Deadlines — a love/hate relationship

I’m not a last-minute kinda gal. In more than 25 years as a professional writer, I’ve never missed any deadlines. I said that in an interview this afternoon and heard an appreciative “Whoa!” on the other end of the phone. And then there’s this blog: I’m at Day 338 of my writing streak and seriously contemplating taking Day 366 off. Maybe. Check back with me in a month.

deadlines make the writerBut deadlines, yeah, I take them seriously—whether they’re self-imposed or client-driven. That’s why this week has been so stressful for me (and, yikes!, it’s only Wednesday). I’ve already turned out two projects, any one of which would have been a good week’s work, and I have a third deadline coming up fast. I cannot wait until my weekend starts, sometime midafternoon on Saturday.

Writers and deadlines

My first 90-Day Writing Challenge starts on April 1st, and we held our kickoff webinar this afternoon. The intrepid writers who’ve stepped up to this particular plate all happen to be veterans of my 5×15 Writing Challenges. But writing for five days in a row and writing for 90 days in a row—very different animals.

One of the things that’s helped keep my streak alive for lo these many months has been my commitment to post a blog every damn day. Seth Godin calls daily blogging the best business decision he’s ever made; that’s more than enough endorsement for me. I created a self-imposed deadline and I committed to it publicly. I know my writers are fired up about the challenge—even though I gave them an easier option of writing only Monday through Friday for the next 90 days, most of them are determined to go wire-to-wire with daily writing. I suggested they add a deadline with a public commitment to help keep them on track.

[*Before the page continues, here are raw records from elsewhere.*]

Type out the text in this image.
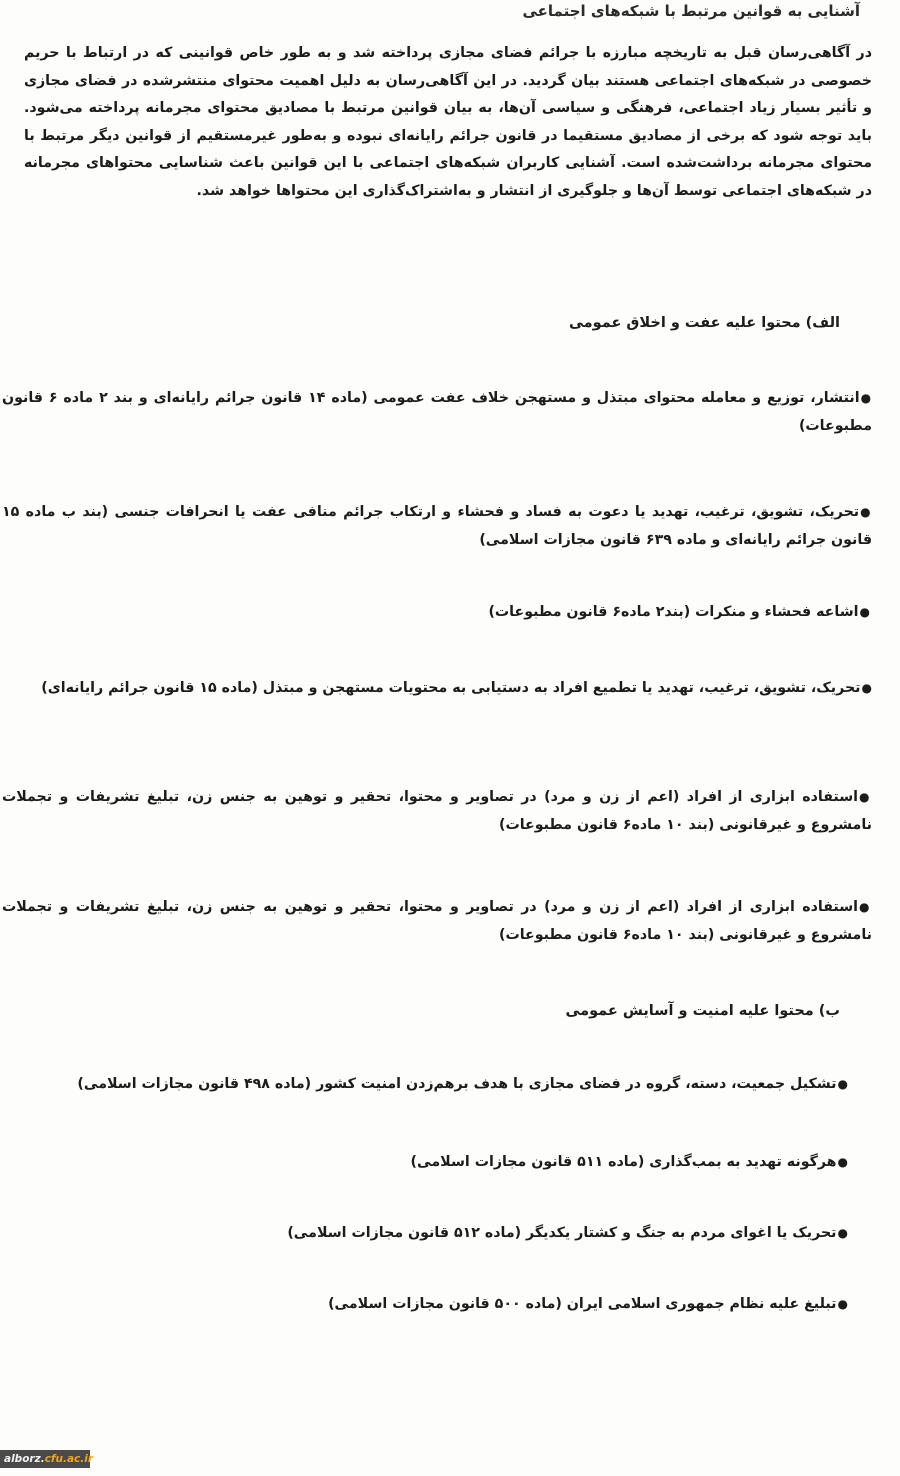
آشنایی به قوانین مرتبط با شبکه‌های اجتماعی

در آگاهی‌رسان قبل به تاریخچه مبارزه با جرائم فضای مجازی پرداخته شد و به طور خاص قوانینی که در ارتباط با حریم خصوصی در شبکه‌های اجتماعی هستند بیان گردید. در این آگاهی‌رسان به دلیل اهمیت محتوای منتشرشده در فضای مجازی و تأثیر بسیار زیاد اجتماعی، فرهنگی و سیاسی آن‌ها، به بیان قوانین مرتبط با مصادیق محتوای مجرمانه پرداخته می‌شود. باید توجه شود که برخی از مصادیق مستقیما در قانون جرائم رایانه‌ای نبوده و به‌طور غیرمستقیم از قوانین دیگر مرتبط با محتوای مجرمانه برداشت‌شده است. آشنایی کاربران شبکه‌های اجتماعی با این قوانین باعث شناسایی محتواهای مجرمانه در شبکه‌های اجتماعی توسط آن‌ها و جلوگیری از انتشار و به‌اشتراک‌گذاری این محتواها خواهد شد.

الف) محتوا علیه عفت و اخلاق عمومی
●انتشار، توزیع و معامله محتوای مبتذل و مستهجن خلاف عفت عمومی (ماده ۱۴ قانون جرائم رایانه‌ای و بند ۲ ماده ۶ قانون مطبوعات)
●تحریک، تشویق، ترغیب، تهدید یا دعوت به فساد و فحشاء و ارتکاب جرائم منافی عفت یا انحرافات جنسی (بند ب ماده ۱۵ قانون جرائم رایانه‌ای و ماده ۶۳۹ قانون مجازات اسلامی)
●اشاعه فحشاء و منکرات (بند۲ ماده۶ قانون مطبوعات)
●تحریک، تشویق، ترغیب، تهدید یا تطمیع افراد به دستیابی به محتویات مستهجن و مبتذل (ماده ۱۵ قانون جرائم رایانه‌ای)
●استفاده ابزاری از افراد (اعم از زن و مرد) در تصاویر و محتوا، تحقیر و توهین به جنس زن، تبلیغ تشریفات و تجملات نامشروع و غیرقانونی (بند ۱۰ ماده۶ قانون مطبوعات)
●استفاده ابزاری از افراد (اعم از زن و مرد) در تصاویر و محتوا، تحقیر و توهین به جنس زن، تبلیغ تشریفات و تجملات نامشروع و غیرقانونی (بند ۱۰ ماده۶ قانون مطبوعات)
ب) محتوا علیه امنیت و آسایش عمومی
●تشکیل جمعیت، دسته، گروه در فضای مجازی با هدف برهم‌زدن امنیت کشور (ماده ۴۹۸ قانون مجازات اسلامی)
●هرگونه تهدید به بمب‌گذاری (ماده ۵۱۱ قانون مجازات اسلامی)
●تحریک یا اغوای مردم به جنگ و کشتار یکدیگر (ماده ۵۱۲ قانون مجازات اسلامی)
●تبلیغ علیه نظام جمهوری اسلامی ایران (ماده ۵۰۰ قانون مجازات اسلامی)
alborz.cfu.ac.ir
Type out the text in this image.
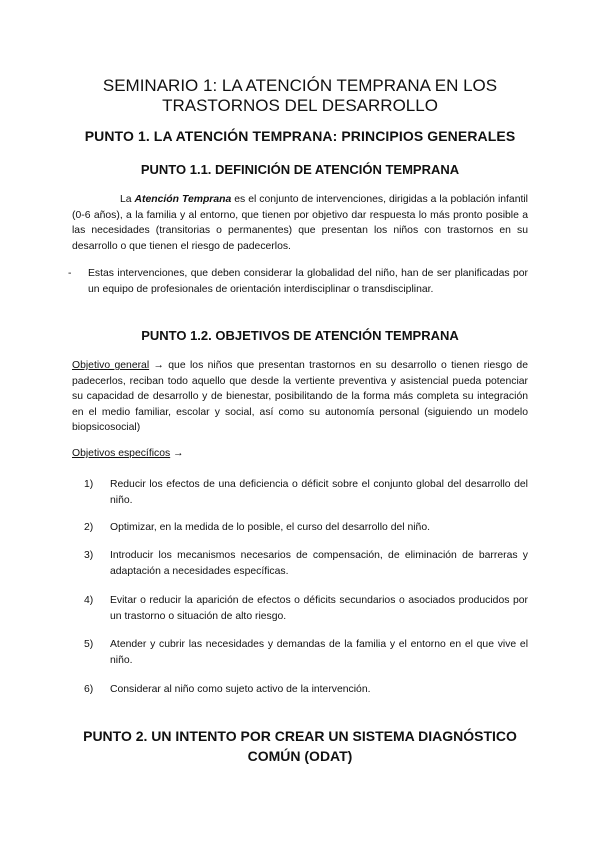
SEMINARIO 1: LA ATENCIÓN TEMPRANA EN LOS TRASTORNOS DEL DESARROLLO
PUNTO 1. LA ATENCIÓN TEMPRANA: PRINCIPIOS GENERALES
PUNTO 1.1. DEFINICIÓN DE ATENCIÓN TEMPRANA
La Atención Temprana es el conjunto de intervenciones, dirigidas a la población infantil (0-6 años), a la familia y al entorno, que tienen por objetivo dar respuesta lo más pronto posible a las necesidades (transitorias o permanentes) que presentan los niños con trastornos en su desarrollo o que tienen el riesgo de padecerlos.
- Estas intervenciones, que deben considerar la globalidad del niño, han de ser planificadas por un equipo de profesionales de orientación interdisciplinar o transdisciplinar.
PUNTO 1.2. OBJETIVOS DE ATENCIÓN TEMPRANA
Objetivo general → que los niños que presentan trastornos en su desarrollo o tienen riesgo de padecerlos, reciban todo aquello que desde la vertiente preventiva y asistencial pueda potenciar su capacidad de desarrollo y de bienestar, posibilitando de la forma más completa su integración en el medio familiar, escolar y social, así como su autonomía personal (siguiendo un modelo biopsicosocial)
Objetivos específicos →
1) Reducir los efectos de una deficiencia o déficit sobre el conjunto global del desarrollo del niño.
2) Optimizar, en la medida de lo posible, el curso del desarrollo del niño.
3) Introducir los mecanismos necesarios de compensación, de eliminación de barreras y adaptación a necesidades específicas.
4) Evitar o reducir la aparición de efectos o déficits secundarios o asociados producidos por un trastorno o situación de alto riesgo.
5) Atender y cubrir las necesidades y demandas de la familia y el entorno en el que vive el niño.
6) Considerar al niño como sujeto activo de la intervención.
PUNTO 2. UN INTENTO POR CREAR UN SISTEMA DIAGNÓSTICO COMÚN (ODAT)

So do most writers love deadlines or hate them? The answer appears to be Yes.

“Without deadlines writers tend to NEVER STOP WORKING, therefore I think deadlines are pretty important.”

That’s Chris Baty, the creator of National Novel Writing Month, quoted in an unsigned Writers’ Digest article.

Novelist Rita Mae Brown has a less rosy view of them:

“A deadline is negative inspiration. Still, it’s better than no inspiration at all.”

And animosity toward deadlines is by no means a modern invention. Nineteenth century French writer Émile Zola:

“One forges one’s style on the terrible anvil of daily deadlines.”

[The Brown and Zola quotes come from this Goodreads roundup.]

Searching two of my favorite books about writing—Stephen King’s On Writing and Steven Pressfield & Shawn Coyne’s The War of Art—I only found the word once in each. King mentions that fear of deadlines may be responsible for most of the bad writing in the world. And Pressfield doesn’t use the word at all; it appears in the Foreword by screenwriter Robert McKee:

“Pressfield, that devil, asked me to write this foreword against a deadline, knowing that no matter how much I stalled, eventually I’d have to knuckle down and do the work.”

And of course, there’s Douglas Adams, perhaps most famous as the author of The Hitchhiker’s Guide to the Galaxy:

“I love deadlines. I like the whooshing sound they make as they fly by.”
As for me, I’m not fond of deadlines whooshing past my head. I prefer to meet them face-to-face, with a hearty handshake and a cup of tea.
Sixteen hours ’til my next deadline. Guess I’d better get back to work.